Playcounts can be interesting on different time scales. For example, just because you listened to a lot of emo music as a teenager doesn’t mean that this should continue to dominate your top artists forever. We can also compare the rank of artists on different time scales to identify new risers or forgotton classics.

One way to achieve this is to count all listens that fall in a given time window. There are two issues with this approach:

  • Popularity over time can vary abrubtly. If I listen to an artist on one day, it remains among the top of my 30d most listened artists, until it falls out of the range and suddenly has popularity zero.
  • It is challenging to compute incrementally with a single pass over the data.

An alternative is to count listens with exponential decay, with different half-lives for different time scales. For a 30d half-life, if I listened to an artist one month ago, the count evaluated now would be half of what it was that day. In three months (four months after listening), the count would be 6% of the original count. It no longer contributes significantly, but popularity also does not drop to zero abrubtly.

Exponential decay can be implemented efficiently and updated on the fly when new listens come in.

Leaky bucket rate limiting

For track playcounts, counting every listen with a weight of 1.0 is appropriate.
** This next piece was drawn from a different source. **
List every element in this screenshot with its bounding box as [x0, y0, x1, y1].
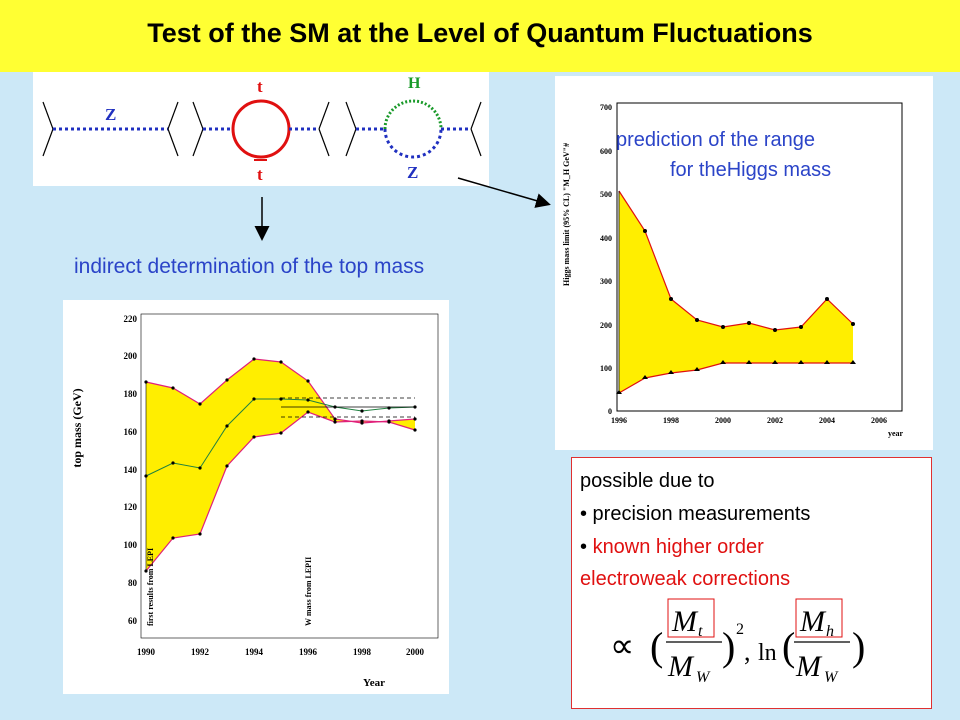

But for albums and artists, counting every time we listen to a track with a weight of 1.0 leads to a skewed sense of popularity:

  • If you listen to both The Dark Side of the Moon and Wish You Were Here by Pink Floyd in full, then the former would seem twice as popular as the latter, because it has 10 tracks and the latter only 5, even though you listened to both albums once.
  • If on the other hand we counted by listening time, then Wish You Were Here would seem slightly more popular, because its running time is longer than The Dark Side of the Moon.
  • If in a given week you listen to those two albums by Pink Floyd on one day, but you also listen to Billie Eilish’ new single every day, then Pink Floyd would seem more than twice as popular as Billie Eilish, with 15 listens vs. 7. In one sense this is appropriate, you spent more time listening to Pink Floyd than to Billie Eilish. But on the other hand, Billie Eilish is a recurring obsession that you listened to all week, while you only listened to Pink Floyd on one day.

So while total time spent listening (for which track playcounts are a reasonable approximation) is an important aspect of popularity, it doesn’t reflect well how often you listen to that artist or album. We need something closer to “number of days on which we listened to …”.
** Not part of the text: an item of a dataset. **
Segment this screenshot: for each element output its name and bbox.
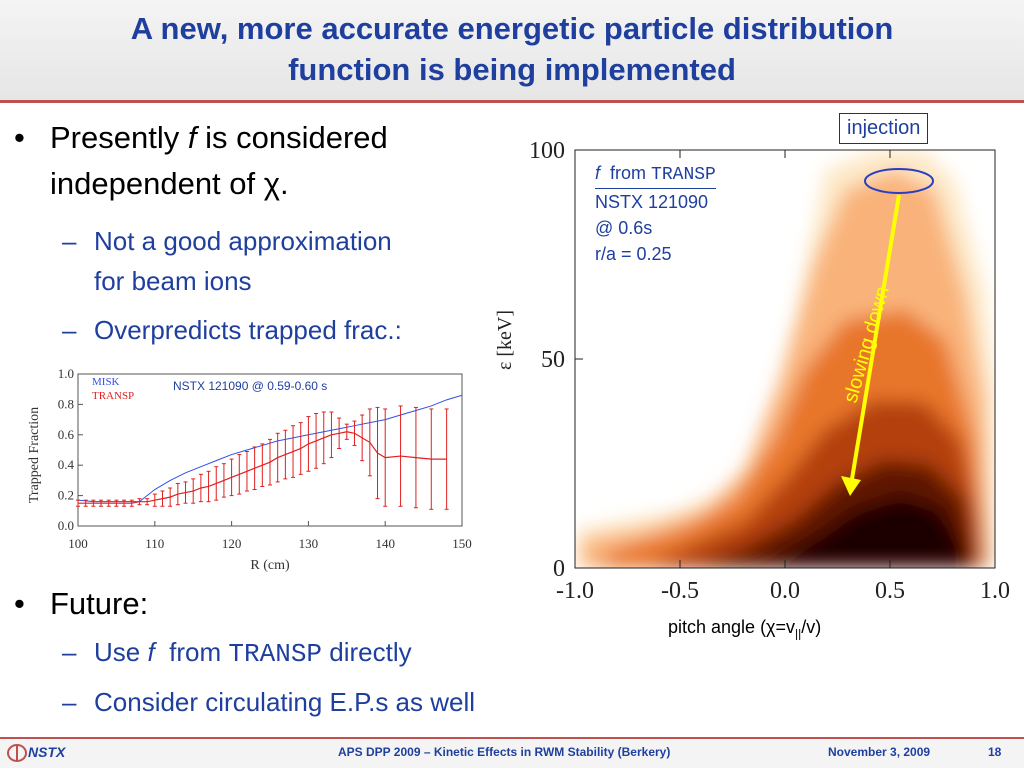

To strike a balance, we can apply rate limiting to album and artist playcounts. If you haven’t listened to the artist for some time, the next play counts as a full play, but if you are continuously listening, this is part of the same session, and new listens in the same session should not get full weight. One way to implement this rate limiting is with a leaky bucket. Every play consumes a count of 1.0 from the bucket, but if less is available in the bucket, then we count less. The bucket fills back up at a time scale that is long enough to not double-count the same session, but short compared to the exponential decay half-life. For example, we might give albums an initial capacity of 2.0, and refill to 2.0 in 8 hours. This way, if you listen a full album in one session, whether it has only a few tracks or dozens, either would count as roughly 2.0. But if you listen to the same album 8 hours later, it would count as another full listen. Taking an initial capacity of 2.0 ensures that when we listen to multiple tracks — really listening to the album, in some sense — the album is counted with more weight than when we happen to play that album because we were playing singles, one track from many different albums.